Filippini ha da sempre denunciato le ambiguità del governo Badoglio, le ingiuste critiche al generale Gandin, comandante della Divisione Acqui, e le immeritate lodi e onorificenze assegnate ad un ufficiale che si spacciò per eroe e che invece, sempre secondo Filippini, aveva tramato con i nemici tedeschi.
Filippini ha dedicato la sua esistenza alla ricerca della verità e ha scoperto documenti inoppugnabili che gli hanno consentito di scrivere ben tre libri, che puntualmente sono stati, dal comitato “Per non dimenticare”, esposti e commentati nelle edizioni della manifestazione dedicata all’eccidio di Cefalonia che in questi anni è stata organizzata con la presenza di illustri ospiti del mondo letterario, militare, artistico, culturale, storico e collezionistico italiano.
I libri scritti da Massimo Filippini sono:
“La vera storia dell’eccidio di Cefalonia“, pubblicato nel 1998 dalla Cdl a Pavia;
“La tragedia di Cefalonia. Una verità scomoda” edito a Roma nel 2004 dalla Ibn;
“I caduti di Cefalonia: fine di un mito”, Ibn, Roma, 2006.
Una vita, quella di Filippini, che gli è costata grandissimi sacrifici, (ndr, in questi anni unita a tante segnalazioni e denunce), perché l’ha portata avanti nel nome di suo padre Federico, anche perché spesso è stato osteggiato e contrastato dai tanti scrittori della “versione” ufficiale, specializzata a volte nel capovolgere la verità e nell’esaltare le gesta di chi forse non è degno di note.
Oggi che Filippini non è più con noi bisogna riconoscergli il merito di avere riportato alla luce una diversa verità sulla vicenda Cefalonia.
La sua verità che venne subito insabbiata perché come venne scritto “avrebbe indicato al disprezzo e al disonore coloro i quali, disubbidendo al loro comandante, avevano infranto le leggi di guerra scatenando la rabbia e la voglia di vendetta di un esercito di cui era ben nota la durezza”.
Secondo Massimo Filippini la tragedia di Cefalonia ha dei colpevoli non soltanto con nomi e cognomi tedeschi, ben noti e conosciuti, ma anche nomi e cognomi italiani, che secondo lo studioso non meritano il posto che hanno occupato nella storia.
Oggi con la sua morte e dopo oltre 70 anni, dovrebbe essere giusto riconoscere a Massimo Filippini di avere scoperto alcune delle menzogne sulla vicenda e di aver scoperto atti e documenti e principalmente di aver avuto la forza di rivelare la verità su Cefalonia e quello che accadde in quel tragico settembre del 1943.

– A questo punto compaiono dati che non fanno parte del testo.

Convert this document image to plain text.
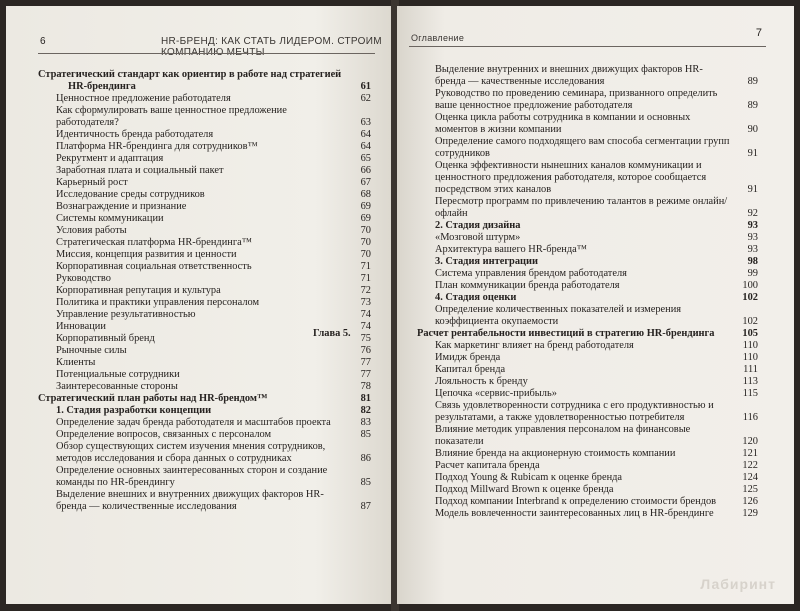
6	HR-БРЕНД: КАК СТАТЬ ЛИДЕРОМ. СТРОИМ
Стратегический стандарт как ориентир в работе над стратегией HR-брендинга	61
Ценностное предложение работодателя	62
Как сформулировать ваше ценностное предложение работодателя?	63
Идентичность бренда работодателя	64
Платформа HR-брендинга для сотрудников™	64
Рекрутмент и адаптация	65
Заработная плата и социальный пакет	66
Карьерный рост	67
Исследование среды сотрудников	68
Вознаграждение и признание	69
Системы коммуникации	69
Условия работы	70
Стратегическая платформа HR-брендинга™	70
Миссия, концепция развития и ценности	70
Корпоративная социальная ответственность	71
Руководство	71
Корпоративная репутация и культура	72
Политика и практики управления персоналом	73
Управление результативностью	74
Инновации	74
Корпоративный бренд	75
Рыночные силы	76
Клиенты	77
Потенциальные сотрудники	77
Заинтересованные стороны	78
Стратегический план работы над HR-брендом™	81
1. Стадия разработки концепции	82
Определение задач бренда работодателя и масштабов проекта	83
Определение вопросов, связанных с персоналом	85
Обзор существующих систем изучения мнения сотрудников, методов исследования и сбора данных о сотрудниках	86
Определение основных заинтересованных сторон и создание команды по HR-брендингу	85
Выделение внешних и внутренних движущих факторов HR-бренда — количественные исследования	87
Оглавление	7
Выделение внутренних и внешних движущих факторов HR-бренда — качественные исследования	89
Руководство по проведению семинара, призванного определить ваше ценностное предложение работодателя	89
Оценка цикла работы сотрудника в компании и основных моментов в жизни компании	90
Определение самого подходящего вам способа сегментации групп сотрудников	91
Оценка эффективности нынешних каналов коммуникации и ценностного предложения работодателя, которое сообщается посредством этих каналов	91
Пересмотр программ по привлечению талантов в режиме онлайн/офлайн	92
2. Стадия дизайна	93
«Мозговой штурм»	93
Архитектура вашего HR-бренда™	93
3. Стадия интеграции	98
Система управления брендом работодателя	99
План коммуникации бренда работодателя	100
4. Стадия оценки	102
Определение количественных показателей и измерения коэффициента окупаемости	102
Глава 5.	Расчет рентабельности инвестиций в стратегию HR-брендинга	105
Как маркетинг влияет на бренд работодателя	110
Имидж бренда	110
Капитал бренда	111
Лояльность к бренду	113
Цепочка «сервис-прибыль»	115
Связь удовлетворенности сотрудника с его продуктивностью и результатами, а также удовлетворенностью потребителя	116
Влияние методик управления персоналом на финансовые показатели	120
Влияние бренда на акционерную стоимость компании	121
Расчет капитала бренда	122
Подход Young & Rubicam к оценке бренда	124
Подход Millward Brown к оценке бренда	125
Подход компании Interbrand к определению стоимости брендов	126
Модель вовлеченности заинтересованных лиц в HR-брендинге	129
Лабиринт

Queste le sue parole in una sua intervista, che dimostrano in poche righe chi è stato Massimo Filippini: “la ricerca storica su Cefalonia e le conseguenti polemiche di cui parlerò, assorbono gran parte del mio tempo, ma va bene così: i miei contestatori devono sapere che non mi fermerò fino a quando non sarà fatta piena luce sulle mistificazioni dette e scritte sulla strage di Cefalonia.
E’ un impegno morale che ho con mio Padre e con quanti vennero fatti inutilmente morire.
Oggi però il bel gioco (per loro) è finito e ai ‘gendarmi’ di Cefalonia non resta che fare marcia indietro pena il sentirsi appioppare, in caso contrario, la taccia di mentitori in campo storico e di somari in quello giuridico”.